Let $D \colon X \to Y$ be a map of Banach spaces and define
$$(\mathrm d_f D) g := \displaystyle\lim_{\varepsilon \to 0} \frac{D(f+\varepsilon g) - Df}\varepsilon$$ given that the limit exists.
Suppose that $(\mathrm d_f D) g$ does not depend on $f$, will the assignment $$g \mapsto (\mathrm d_f D) g$$ be additive?
A friend of mine has the hypothesis that the condition implies that $D$ is affine linear, i.e. linear up to a constant.
On
Let $F:X\to Y$ be Gateaux differentiable such that the Gateaux derivative is constant, i.e., $F'(x) = D$ for all $x$. Then using the mean-value theorem for Gateaux differentiable functions to the function $G(x):=F(x)-Dx$ yields $$ \|F(x) - F(0) - Dx\| = \|G(x)-G(0)\| = \sup_{t\in(0,1)} \|G'(tx)\| = 0. $$ So $$ F(x) = F(0) + Dx, $$ and $F$ is affine linear.

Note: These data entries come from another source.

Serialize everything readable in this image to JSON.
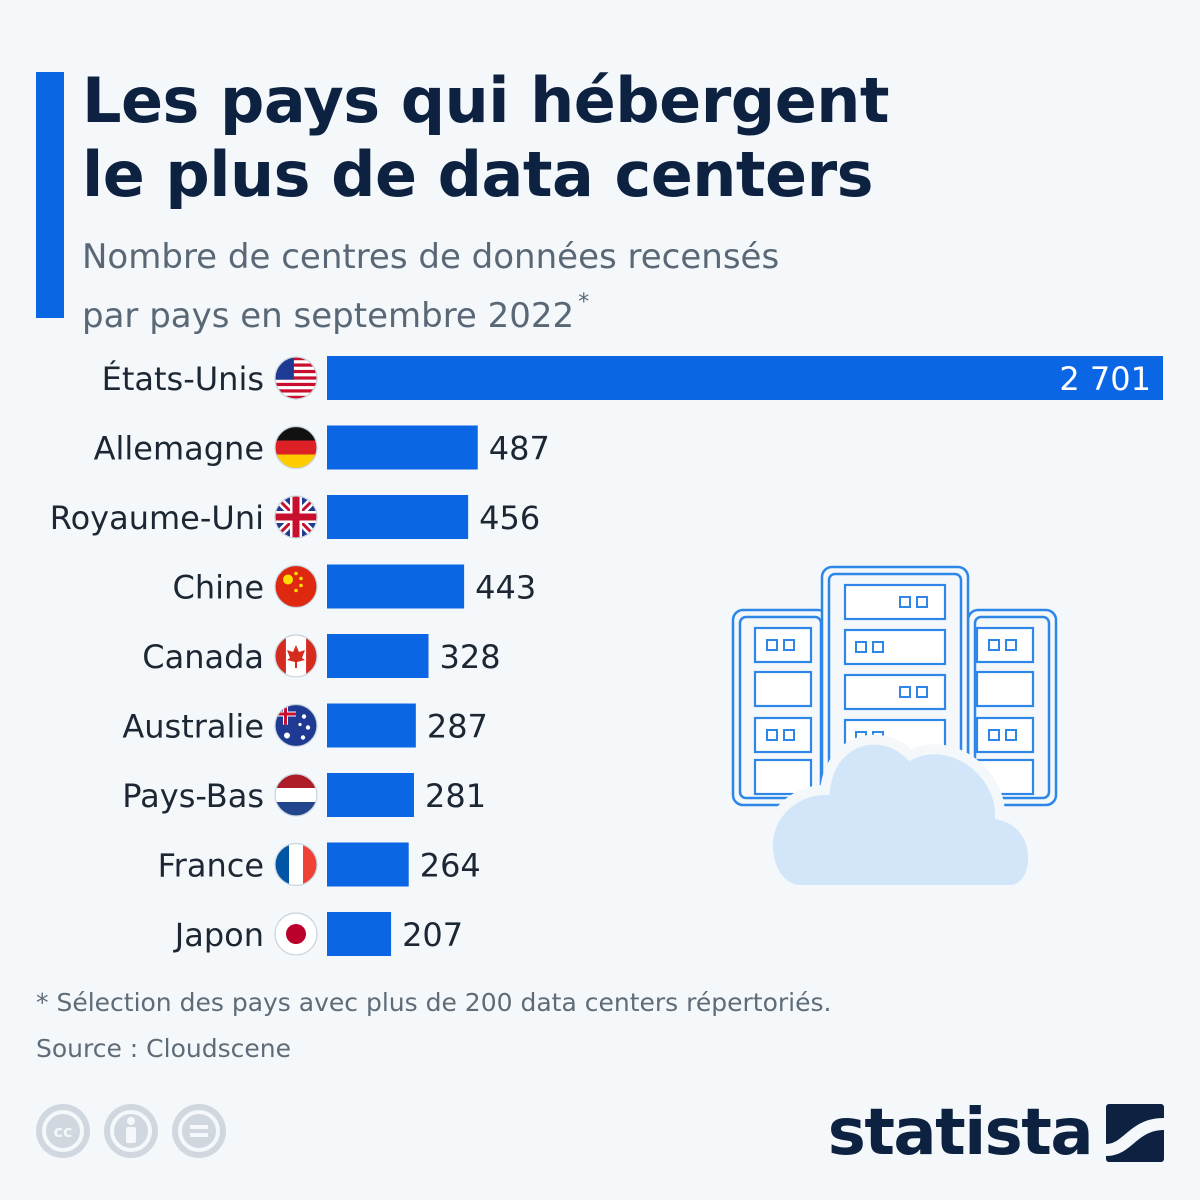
{
  "header": {
    "title_line1": "Les pays qui hébergent",
    "title_line2": "le plus de data centers",
    "subtitle_line1": "Nombre de centres de données recensés",
    "subtitle_line2": "par pays en septembre 2022",
    "subtitle_mark": "*"
  },
  "footer": {
    "footnote": "* Sélection des pays avec plus de 200 data centers répertoriés.",
    "source": "Source : Cloudscene",
    "brand": "statista"
  },
  "colors": {
    "bar": "#0a66e4",
    "title": "#0d2240",
    "text": "#1c2733",
    "illustration": "#2e86e8",
    "cloud": "#d3e6f9"
  },
  "chart_data": {
    "type": "bar",
    "orientation": "horizontal",
    "categories": [
      "États-Unis",
      "Allemagne",
      "Royaume-Uni",
      "Chine",
      "Canada",
      "Australie",
      "Pays-Bas",
      "France",
      "Japon"
    ],
    "values": [
      2701,
      487,
      456,
      443,
      328,
      287,
      281,
      264,
      207
    ],
    "value_labels": [
      "2 701",
      "487",
      "456",
      "443",
      "328",
      "287",
      "281",
      "264",
      "207"
    ],
    "flags": [
      "us-flag-icon",
      "germany-flag-icon",
      "uk-flag-icon",
      "china-flag-icon",
      "canada-flag-icon",
      "australia-flag-icon",
      "netherlands-flag-icon",
      "france-flag-icon",
      "japan-flag-icon"
    ],
    "xlim": [
      0,
      2701
    ],
    "grid": false,
    "legend": "none"
  }
}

The above proof is part of the proof to show that continuous Gateaux differentiability implies Frechet differentiability.
If $X = \mathbb{R}^n$ and $Y = \mathbb{R}$, then, if $D$ is differentiable any differentiable function (that would be in a Fréchet sense) we know: $$ D(f+\varepsilon g) = D(f) + (\varepsilon g)\cdot \nabla D(f) + o(\varepsilon g) \iff $$ $$ \frac{D(f+\varepsilon g)-D(f)}{\varepsilon} = g \cdot \nabla D(f) + \frac{o(\varepsilon g)}{\varepsilon} $$ It follows that $(d_fD)g = g \cdot \nabla D(f) $. So this is an additive relationship.
You can generalize this approach for other Banach spaces.
You see that $D$ need not be affine at all.